In 1826, during initial planning for the canal's construction, arrangements
were made for a subaltern's command of sixty soldiers to be stationed
near each work site and for surgeons to be engaged and furnished
with the necessary medicines. These men would have their work cut
out for them, tending to injuries and treating the countless victims
of typhoid, dysentery and swamp fever. Prominent among them was
Edward Van Cortland, who subsequently served the civilian population
and lived in Bytown until his death.
Among the first civilian doctors to practise in Bytown was colourful,
but incompetent, Alexander J. Christie, who also became the settlement's
first newspaper publisher. He hung up his shingle in 1827. Most
of the medical care in Bytown was provided, however, by four nuns
of the Sisters of Charity, headed by Mère Elisabeth Bruyère. No
sooner had they arrived in Bytown from Montreal (February 20, 1845)

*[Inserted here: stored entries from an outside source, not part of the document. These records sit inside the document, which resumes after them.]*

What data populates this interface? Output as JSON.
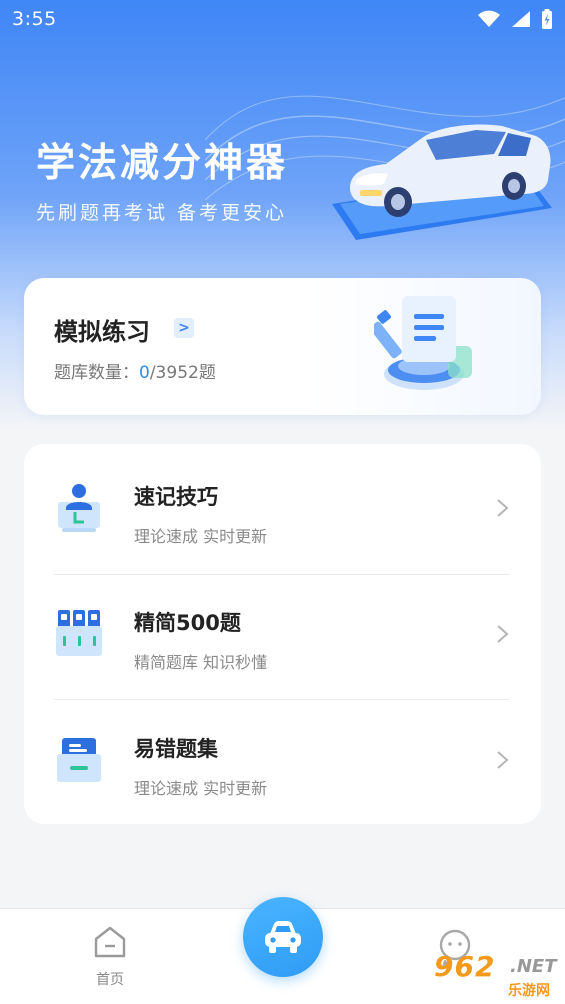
{
  "status": {
    "time": "3:55"
  },
  "hero": {
    "title": "学法减分神器",
    "subtitle": "先刷题再考试 备考更安心"
  },
  "practice": {
    "title": "模拟练习",
    "arrow": ">",
    "count_label": "题库数量：",
    "done": "0",
    "total": "/3952题"
  },
  "features": [
    {
      "title": "速记技巧",
      "desc": "理论速成 实时更新",
      "icon": "person-monitor-icon"
    },
    {
      "title": "精简500题",
      "desc": "精简题库 知识秒懂",
      "icon": "binders-icon"
    },
    {
      "title": "易错题集",
      "desc": "理论速成 实时更新",
      "icon": "archive-box-icon"
    }
  ],
  "tabbar": {
    "home_label": "首页"
  },
  "watermark": {
    "brand": "962",
    "net": ".NET",
    "sub": "乐游网"
  },
  "colors": {
    "accent": "#3f86f6",
    "tab_center": "#2f9bf5",
    "count_done": "#2d8cf0"
  }
}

than they began visiting and tending to the sick at home. That May
they opened a humble hospital on St. Patrick Street. Dr. Van Cortland
immediately offered his services, inspiring other doctors to follow
his example. These included Drs. Robichaud, Lacroix, Land, Beaubien
and Hill. Dr. Hamnett Hill, who immigrated to Canada in 1837, is
one of the two physicians profiled in this section. The other doctor
is Frederick Montizambert, a public health pioneer. He settled in
the capital in 1899, a year after Dr. Hill's death.